FILE - Pennsylvania Democratic Gov. Josh Shapiro speaks during a news conference in Philadelphia, Feb. 16, 2023. Shapiro will propose a three-year incentive of up to $2,500 a year for newly certified teachers, cops and nurses in Pennsylvania when the Democrat unveils his budget plan on Tuesday, March 7, administration officials said. (AP Photo/Matt Rourke, File)

By Associated Press

March 3, 2023

Gov. Shapiro plans to propose a three-year tax credit incentive for newly certified teachers, cops, and nurses in the commonwealth when he unveils his budget plan next week.

Saying Pennsylvania is in the midst of a workforce crisis, Gov. Josh Shapiro said he will propose a three-year incentive of up to $2,500 a year for newly certified teachers, police officers, and nurses when the Democrat unveils his budget plan on Tuesday.

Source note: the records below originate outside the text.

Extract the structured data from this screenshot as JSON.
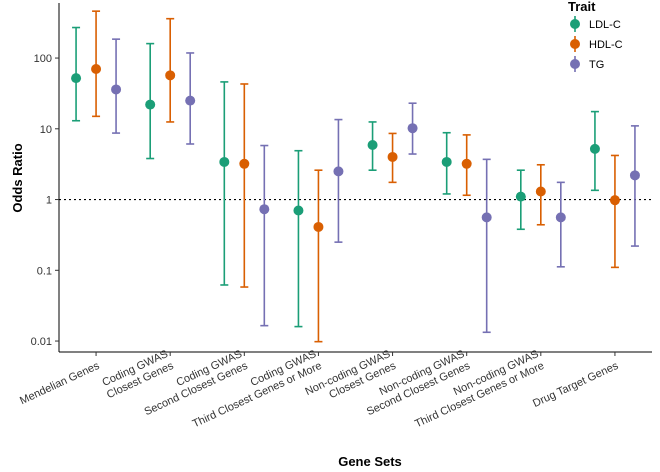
{
  "chart_data": {
    "type": "scatter",
    "title": "",
    "xlabel": "Gene Sets",
    "ylabel": "Odds Ratio",
    "yscale": "log",
    "ylim": [
      0.007,
      600
    ],
    "yticks": [
      {
        "value": 0.01,
        "label": "0.01"
      },
      {
        "value": 0.1,
        "label": "0.1"
      },
      {
        "value": 1,
        "label": "1"
      },
      {
        "value": 10,
        "label": "10"
      },
      {
        "value": 100,
        "label": "100"
      }
    ],
    "reference_line": {
      "value": 1,
      "style": "dotted"
    },
    "grid": false,
    "legend": {
      "title": "Trait",
      "position": "top-right"
    },
    "categories": [
      [
        "Mendelian Genes"
      ],
      [
        "Coding GWAS",
        "Closest Genes"
      ],
      [
        "Coding GWAS",
        "Second Closest Genes"
      ],
      [
        "Coding GWAS",
        "Third Closest Genes or More"
      ],
      [
        "Non-coding GWAS",
        "Closest Genes"
      ],
      [
        "Non-coding GWAS",
        "Second Closest Genes"
      ],
      [
        "Non-coding GWAS",
        "Third Closest Genes or More"
      ],
      [
        "Drug Target Genes"
      ]
    ],
    "series": [
      {
        "name": "LDL-C",
        "color": "#1b9e77",
        "values": [
          52,
          22,
          3.4,
          0.7,
          5.9,
          3.4,
          1.1,
          5.2
        ],
        "lower": [
          13,
          3.8,
          0.062,
          0.016,
          2.6,
          1.2,
          0.38,
          1.35
        ],
        "upper": [
          270,
          160,
          46,
          4.9,
          12.5,
          8.8,
          2.6,
          17.5
        ]
      },
      {
        "name": "HDL-C",
        "color": "#d95f02",
        "values": [
          70,
          57,
          3.2,
          0.41,
          4.0,
          3.2,
          1.3,
          0.98
        ],
        "lower": [
          15,
          12.5,
          0.058,
          0.0098,
          1.75,
          1.15,
          0.44,
          0.11
        ],
        "upper": [
          460,
          360,
          43,
          2.6,
          8.6,
          8.2,
          3.1,
          4.2
        ]
      },
      {
        "name": "TG",
        "color": "#7570b3",
        "values": [
          36,
          25,
          0.73,
          2.5,
          10.2,
          0.56,
          0.56,
          2.2
        ],
        "lower": [
          8.7,
          6.1,
          0.0165,
          0.25,
          4.4,
          0.0133,
          0.112,
          0.22
        ],
        "upper": [
          185,
          118,
          5.8,
          13.5,
          23,
          3.7,
          1.75,
          11
        ]
      }
    ]
  }
}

The incentive is a tax credit designed to help address complaints from school boards, police departments and hospitals about the growing difficulty in filling critical positions in public safety, health and education, according to Shapiro.

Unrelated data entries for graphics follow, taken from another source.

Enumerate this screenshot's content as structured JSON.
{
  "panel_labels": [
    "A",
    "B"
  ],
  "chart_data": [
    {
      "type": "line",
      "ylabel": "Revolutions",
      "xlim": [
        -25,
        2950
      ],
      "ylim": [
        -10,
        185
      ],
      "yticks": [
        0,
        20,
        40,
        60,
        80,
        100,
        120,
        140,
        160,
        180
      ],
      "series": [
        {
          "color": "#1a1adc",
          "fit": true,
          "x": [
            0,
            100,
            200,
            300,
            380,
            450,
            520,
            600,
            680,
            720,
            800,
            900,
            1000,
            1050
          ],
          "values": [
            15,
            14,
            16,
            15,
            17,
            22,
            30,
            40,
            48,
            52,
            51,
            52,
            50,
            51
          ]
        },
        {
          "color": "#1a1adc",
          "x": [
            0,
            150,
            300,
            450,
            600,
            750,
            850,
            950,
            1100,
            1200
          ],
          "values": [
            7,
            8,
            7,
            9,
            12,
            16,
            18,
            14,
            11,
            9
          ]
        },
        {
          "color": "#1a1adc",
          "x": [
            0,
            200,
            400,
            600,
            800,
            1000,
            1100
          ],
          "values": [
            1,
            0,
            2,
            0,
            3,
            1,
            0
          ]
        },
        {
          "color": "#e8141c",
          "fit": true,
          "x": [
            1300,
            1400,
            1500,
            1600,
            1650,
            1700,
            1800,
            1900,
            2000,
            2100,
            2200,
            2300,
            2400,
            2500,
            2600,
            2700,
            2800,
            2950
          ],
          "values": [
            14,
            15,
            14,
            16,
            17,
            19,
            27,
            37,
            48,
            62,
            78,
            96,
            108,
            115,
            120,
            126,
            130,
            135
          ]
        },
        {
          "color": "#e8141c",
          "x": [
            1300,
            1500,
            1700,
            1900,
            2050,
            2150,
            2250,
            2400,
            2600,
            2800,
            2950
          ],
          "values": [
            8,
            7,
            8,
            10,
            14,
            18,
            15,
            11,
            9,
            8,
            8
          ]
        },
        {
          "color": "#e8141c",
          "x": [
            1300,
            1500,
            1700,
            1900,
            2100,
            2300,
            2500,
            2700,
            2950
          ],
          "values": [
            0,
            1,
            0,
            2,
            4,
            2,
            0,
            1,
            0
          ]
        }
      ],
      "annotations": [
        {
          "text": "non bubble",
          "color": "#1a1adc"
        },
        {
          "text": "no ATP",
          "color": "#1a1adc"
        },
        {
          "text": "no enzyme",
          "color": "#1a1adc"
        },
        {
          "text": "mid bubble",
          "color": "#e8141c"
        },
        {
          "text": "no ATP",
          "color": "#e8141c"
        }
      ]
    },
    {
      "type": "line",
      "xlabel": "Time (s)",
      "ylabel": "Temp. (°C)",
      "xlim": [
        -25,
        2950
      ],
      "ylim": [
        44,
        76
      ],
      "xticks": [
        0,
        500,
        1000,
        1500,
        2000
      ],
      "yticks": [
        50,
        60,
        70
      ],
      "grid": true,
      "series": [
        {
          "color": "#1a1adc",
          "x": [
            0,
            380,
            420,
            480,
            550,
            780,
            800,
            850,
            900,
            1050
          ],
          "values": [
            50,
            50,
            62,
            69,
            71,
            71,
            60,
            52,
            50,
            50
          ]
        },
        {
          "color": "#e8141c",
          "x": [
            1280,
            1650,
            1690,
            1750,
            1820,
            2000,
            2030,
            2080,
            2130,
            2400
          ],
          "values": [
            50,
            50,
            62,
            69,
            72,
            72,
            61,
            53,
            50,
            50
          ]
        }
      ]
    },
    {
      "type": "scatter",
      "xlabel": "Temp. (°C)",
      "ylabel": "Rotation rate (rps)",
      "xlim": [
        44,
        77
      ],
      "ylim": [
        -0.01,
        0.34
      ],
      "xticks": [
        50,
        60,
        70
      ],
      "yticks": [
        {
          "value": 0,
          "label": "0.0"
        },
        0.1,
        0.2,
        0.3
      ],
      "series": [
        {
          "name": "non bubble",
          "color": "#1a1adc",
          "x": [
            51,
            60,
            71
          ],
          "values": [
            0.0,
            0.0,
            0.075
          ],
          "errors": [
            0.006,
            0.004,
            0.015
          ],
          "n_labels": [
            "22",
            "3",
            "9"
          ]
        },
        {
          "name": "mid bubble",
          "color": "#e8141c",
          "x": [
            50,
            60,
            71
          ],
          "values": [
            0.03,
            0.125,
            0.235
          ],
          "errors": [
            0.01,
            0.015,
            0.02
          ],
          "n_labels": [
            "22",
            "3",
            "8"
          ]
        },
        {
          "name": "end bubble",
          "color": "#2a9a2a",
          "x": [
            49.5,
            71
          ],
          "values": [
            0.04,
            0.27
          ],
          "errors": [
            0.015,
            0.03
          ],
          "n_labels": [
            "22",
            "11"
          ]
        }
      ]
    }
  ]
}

“The trend lines on all three of these are getting worse,” Shapiro said Friday. “So I think if we don’t act now, these numbers are just going to go up, and when I say ‘up’ I mean in a bad way.”

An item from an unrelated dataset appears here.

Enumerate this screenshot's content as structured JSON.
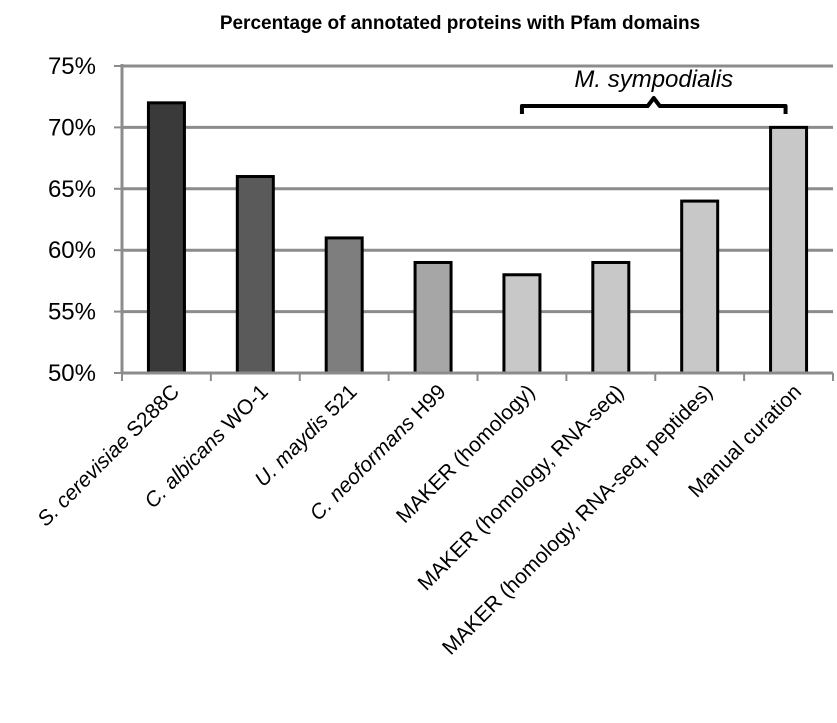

The new tax credit will need approval from the state legislature, where Democrats hold a slight majority in the House and Republicans control the Senate.

Under Shapiro’s proposal, the tax credit would apply to new certifications issued in 2023, and could be included on a newly certified worker’s tax return starting in 2024. The state would mail a check back to someone whose certification qualifies them for the benefit.

Those eligible could receive the tax credit for three years.

The amount of the tax credit would be determined by a sliding scale, depending on how much someone earns.

The new credit would cost the state about $25 million, based on a three-year average of nearly 15,000 people a year getting their certification in the eligible professions.

Police departments have seen applications drop dramatically over the past few years, Shapiro said. The commission that oversees the training and certification of municipal police officers found more than 1,200 officer vacancies in a survey of just one-third of the state’s accredited law enforcement agencies last year.

On the campaign trail, Shapiro had promised to help police departments recruit 2,000 more police officers.

The state’s largest teachers’ union, the Pennsylvania State Education Association, has blamed a shortage of teachers on a drop in the number of college graduates entering the profession. It has asked the state to fund a plan to set minimum salaries at $60,000 a year for teachers, school counselors, and nurses.

Meanwhile, the Hospital and Healthsystem Association of Pennsylvania said a survey of 70 hospitals in November found that one-third of registered nurse positions were vacant, a sharp increase over levels before the start of the COVID-19 pandemic.

The association has asked for the state to make it easier for nurses to get licensed, to help make health care education cheaper and more accessible, and to relax regulations that make it harder to focus on innovation, telehealth and patient care.